Diese Option ist bei USB-Sticks, USB-Platten nicht erforderlich. Soweit das in der Hilfe drinsteht, braucht man das nur bei Geräten mit Multi-LUNS. Weiß nicht, ob es das bei USB-Geräten überhaupt gibt. Ich hab's trotzdem mal (erfolglos) getestet. 

 *Necoro wrote:*   

> schau mal hinterm Schreibtisch ... 

 

Nee, da war er nicht....

Na gut, ich versuch mal die ganzen o.g. Punkte irgendwie gängig zu kriegen.

----------

## musv

Gut, ich hab jetzt den ganzen Vormittag rumgefummelt, und hab jetzt immerhin schon mal die Tastatur mit hal auf deutsch gängig bekommen. Dafür hab ich jetzt ein Problem mit Pulseaudio und ath5k zusätzlich festgestellt. Und lirc scheint auch noch nicht mit 2.6.26 zu funktionierten. Bin daher erstmal wieder 2.6.25 zurück. 

lirc-Bug:

http://www.vdrportal.de/board/thread.php?postid=742741

Für die Probleme mit Pulseaudio und ath5k mach ich mal'n Extrathread auf.

----------

## Vortex375

 *Quote:*   

> (...) nur bei Geräten mit Multi-LUNS. Weiß nicht, ob es das bei USB-Geräten überhaupt gibt.

 

Gibt es. Ich habe einen Multi-Slot Card-Reader für USB, der diese Kernel Option benötigt. Ansonsten wird nur einer der vier Kartenschächte erkannt.

 *Quote:*   

> you may do so by executing: setxkbmap <layout>

 

Ich sehe kein Problem damit. Das kannst du doch sicher in einem Autorun-Script unterbringen. Oder in der ~/.xinitrc.

 *Quote:*   

> Und ich hatte bisher keinen Bock, an der fdi-Datei rumzufummeln.

 

Das musst du auch gar nicht, solange du nicht auf den neusten (maskierten) xorg-server updatest. Oder liegt ich da falsch?

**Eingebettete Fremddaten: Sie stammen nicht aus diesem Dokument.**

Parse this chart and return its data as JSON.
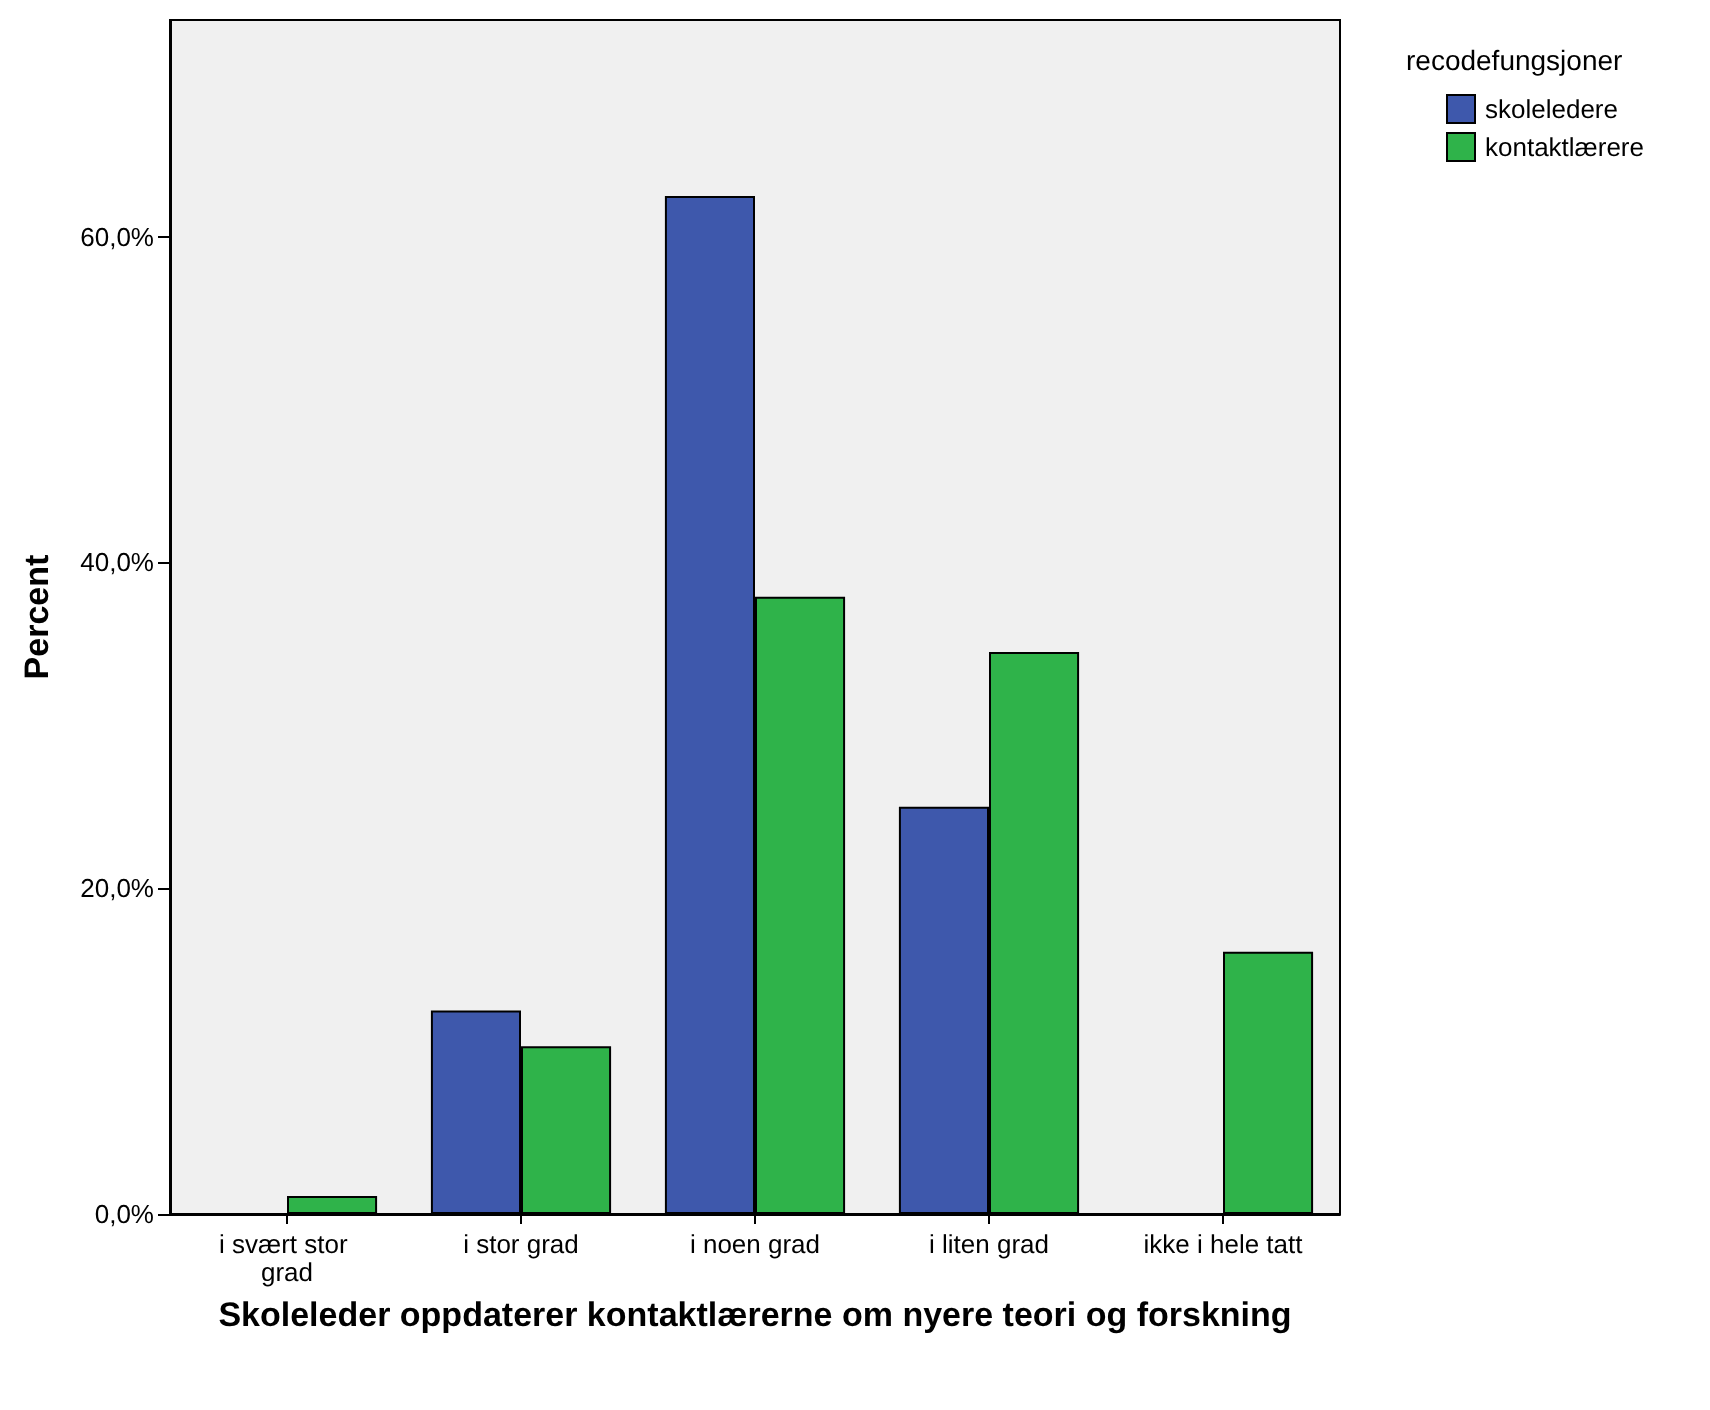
{
  "chart_data": {
    "type": "bar",
    "xlabel": "Skoleleder oppdaterer kontaktlærerne om nyere teori og forskning",
    "ylabel": "Percent",
    "legend_title": "recodefungsjoner",
    "categories": [
      "i svært stor grad",
      "i stor grad",
      "i noen grad",
      "i liten grad",
      "ikke i hele tatt"
    ],
    "series": [
      {
        "name": "skoleledere",
        "color": "#3e58ac",
        "values": [
          0,
          12.5,
          62.5,
          25.0,
          0
        ]
      },
      {
        "name": "kontaktlærere",
        "color": "#2fb34a",
        "values": [
          1.1,
          10.3,
          37.9,
          34.5,
          16.1
        ]
      }
    ],
    "ylim": [
      0,
      73.3
    ],
    "yticks": [
      {
        "value": 0,
        "label": "0,0%"
      },
      {
        "value": 20,
        "label": "20,0%"
      },
      {
        "value": 40,
        "label": "40,0%"
      },
      {
        "value": 60,
        "label": "60,0%"
      }
    ],
    "grid": false,
    "legend": "top right"
  }
}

Funktioniert der Stick denn nun mit 2.6.26?

----------

## musv

 *Vortex375 wrote:*   

> Funktioniert der Stick denn nun mit 2.6.26?

 

Hab ich jetzt gar nicht erst probiert. Aber ohne Netz nützt mir ja der ganze 2.6.26-er Kernel nichts. Daher muss ich erstmal das Problem angehen.

----------